12th - 16th April, 2004
Saibhreas 5 by Déaglán Collinge
Rogha Próis i nGaeilge (ath-craoladh)

5th - 9th April, 2004
Amongst Women by John McGahern.
Michael Moran is an embittered Irish Republican who detests the 'small minded gangsters' who now run the country for whose independence he fought. Now a soldier without a battle, he transfers his brutality to his own family. He is hard on his daughters: Maggie, a late bloomer who wants to study nursing.

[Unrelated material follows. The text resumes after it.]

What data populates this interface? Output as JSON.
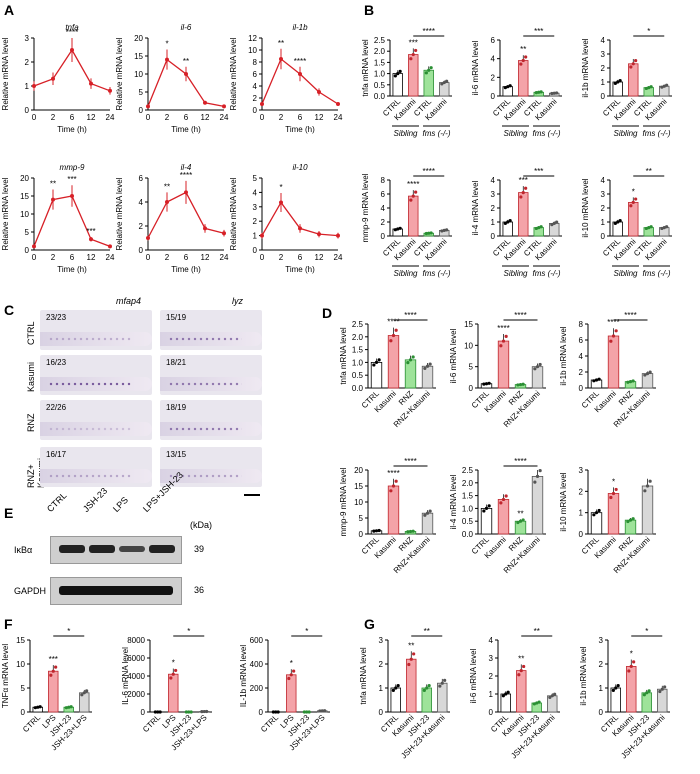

29th March - 2nd April, 2004
Saibhreas 5 by Déaglán Collinge
This week: Rogha Próis I nGaeilge
I gcomhar leis an séasúr Listening to The Leaving ar RTÉ Raidió a hAon beidh an chéad rogha próis ó chúrsa Gaeilge na hardteistimeireachta á cur i láthair ar The Book On One gach oíche ó Luan go hAoine ag 11.25pm. Is í Ann Marie Horan a léifidh na sliochatanna éagsúla.

Saibhreas 5 by Déaglán
Publisher: Mentor Books
ISBN: 1-902586-48-4

22nd - 26th March, 2004
Things Fall Apart by Chinua Achebe. First published in 1958, this is the story of a 'strong' man whose life is dominated by fear and anger. It is also a social document, recounting the impact of colonialism and Christianity on the life of an African tribe - the Ibo - in turn-of-the-century Nigeria.

Things Fall Apart by Chinua Achebe
Publisher: Penquin in paperback
Price: €11.60 euro
ISBN: 0-14-118688-7


15th - 19th March, 2004
A Thig ná Tit Orm by Maidhc Dainín Ó Sé
A Thig ná Tit Orm by Maidhc Dainín Ó Sé was written to tell the story of the author growing up in the 1940s and 1950s in the Gaeltacht of Kerry, the work he was involved in and what he did in his spare time. It goes on to describe his experience working in Great Britain and the United States of America.